03.12.2007

Deutschland: Hausschul-Eltern können Sorgerecht verlieren

Bundesgerichtshof: Religiös geprägten "Parallelgesellschaften" entgegenwirken

Deutschland: Hausschul-Eltern können Sorgerecht verlieren

Bundesgerichtshof: Religiös geprägten "Parallelgesellschaften" entgegenwirken

Karlsruhe / Dreieich (idea) - 17.11.07- Eltern, die ihre Kinder aus Glaubensgründen
von der Schule fernhalten, kann zumindest teilweise das Sorgerecht entzogen werden. Das
entschied der Bundesgerichtshof (BGH) in Karlsruhe in einem 16. November veröffentlichten
Beschluss. Es liege im Interesse der Allgemeinheit, der Entstehung von religiös oder
weltanschaulich geprägten "Parallelgesellschaften" entgegenzuwirken, heißt es zur Begründung.
Im vorliegenden Fall ging es um zwei Familien, die der Glaubensgemeinschaft der
Evangeliumschristen-Baptisten in Paderborn angehören. Die Spätaussiedler beharrten darauf,
zwei ihrer Kinder nicht in die Grundschule zu schicken. Darauf entzog ihnen das Familiengericht
Paderborn das Sorgerecht in Schulangelegenheiten für diese Kinder und auch das
Aufenthaltsbestimmungsrecht. Das Gericht bestellte das Jugendamt der Stadt als Pfleger. Die
Eltern, die den Sexualkundeunterricht als zu freizügig ablehnen und sich auch gegen die
Evolutionslehre im Biologieunterricht wandten, brachten ihre Kinder - mit Einwilligung des
Jugendamtes - nach Österreich. Dort erteilt ihnen eine der Mütter Hausunterricht, was nach
österreichischem Recht möglich ist. Nach Einschätzung des BGH hat sich das Jugendamt
offenkundig als ungeeignet erwiesen, den Gefahren für das Kindeswohl wirksam zu begegnen.
Nun muss das Oberlandesgericht Hamm einen geeigneten Pfleger finden oder durch Weisungen
sicherstellen, dass die Kinder ihrer Schulpflicht in Deutschland nachkommen.

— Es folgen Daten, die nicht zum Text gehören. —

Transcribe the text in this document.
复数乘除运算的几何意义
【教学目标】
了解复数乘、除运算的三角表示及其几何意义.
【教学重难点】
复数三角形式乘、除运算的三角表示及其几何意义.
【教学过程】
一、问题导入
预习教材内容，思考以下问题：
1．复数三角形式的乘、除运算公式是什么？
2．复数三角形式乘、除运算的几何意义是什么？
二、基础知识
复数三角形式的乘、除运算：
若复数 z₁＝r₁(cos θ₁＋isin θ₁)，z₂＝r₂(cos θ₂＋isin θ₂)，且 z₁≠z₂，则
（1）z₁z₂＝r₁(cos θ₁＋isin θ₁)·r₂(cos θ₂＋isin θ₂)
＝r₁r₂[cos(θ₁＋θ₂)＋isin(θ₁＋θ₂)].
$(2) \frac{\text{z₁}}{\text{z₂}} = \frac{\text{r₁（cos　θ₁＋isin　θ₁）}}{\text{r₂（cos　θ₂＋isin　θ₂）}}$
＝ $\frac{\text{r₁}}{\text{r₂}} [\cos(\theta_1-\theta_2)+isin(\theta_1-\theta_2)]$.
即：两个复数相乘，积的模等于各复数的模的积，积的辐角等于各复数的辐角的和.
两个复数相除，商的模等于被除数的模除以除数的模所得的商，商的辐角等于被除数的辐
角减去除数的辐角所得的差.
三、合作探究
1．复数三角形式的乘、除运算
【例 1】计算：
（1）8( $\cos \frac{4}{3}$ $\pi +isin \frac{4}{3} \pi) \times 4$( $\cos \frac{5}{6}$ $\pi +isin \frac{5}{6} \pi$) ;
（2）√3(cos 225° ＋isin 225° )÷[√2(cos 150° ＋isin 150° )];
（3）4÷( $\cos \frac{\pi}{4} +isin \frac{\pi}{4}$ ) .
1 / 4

Es hatte im Februar
den teilweisen Entzug des Sorgerechts bestätigt (AZ: XII ZB 41/07 und XII ZB 42/07 -
Beschluss vom 11. September 2007).
Hausschul-Inititative: Kindeswohl bleibt außen vor
Kritik an dem BGH-Urteil übte die Initiative "Schulunterricht zu Hause" (SchuzH). Deren
Mitbegründerin und Rechtsanwältin Gabriele Eckermann (Dreieich bei Frankfurt am Main)
bedauerte, dass die Schulpflicht in Deutschland höher als das Elternrecht erachtet werde: "Doch
das Kindeswohl bleibt außen vor." Es sei zudem unverständlich, dass der BGH für ein im
Ausland lebendes deutsches Kind den Schulbesucht in Deutschland zur Pflicht mache, aber dabei
europäische Gesetze, die den Hausunterricht erlaubten, nicht berücksichtige. Dabei habe die
Pisa-Studie gezeigt, dass das deutsche Schulsystem vielfach krank sei. Der Bund
Evangelisch-Freikirchlicher Gemeinden (Baptisten- und Brüdergemeinden) hat in der
Vergangenheit wiederholt darauf hingewiesen, dass die in der Presse meist als "Baptisten"
bezeichneten Hausschul-Eltern nicht einer Gemeinde der Freikirche angehören. Nach
Überzeugung der Bundesgeschäftsführung der Freikirche ist eine Heimbeschulung "kein
sinnvolles pädagogisches Modell". "Wir können als Christen nicht aus dieser Welt auswandern",
heiß t es in einer Erklärung. Ursprünglich hat ten sieben Familien der
Evangeliumschristen-Baptisten im Raum Paderborn ihren Kindern den Besuch der Grundschule
aus religiösen Gründen verboten. Fünf dieser Familien meldeten ihre Kinder inzwischen an einer
christlichen Bekenntnisschule in Heidelberg an.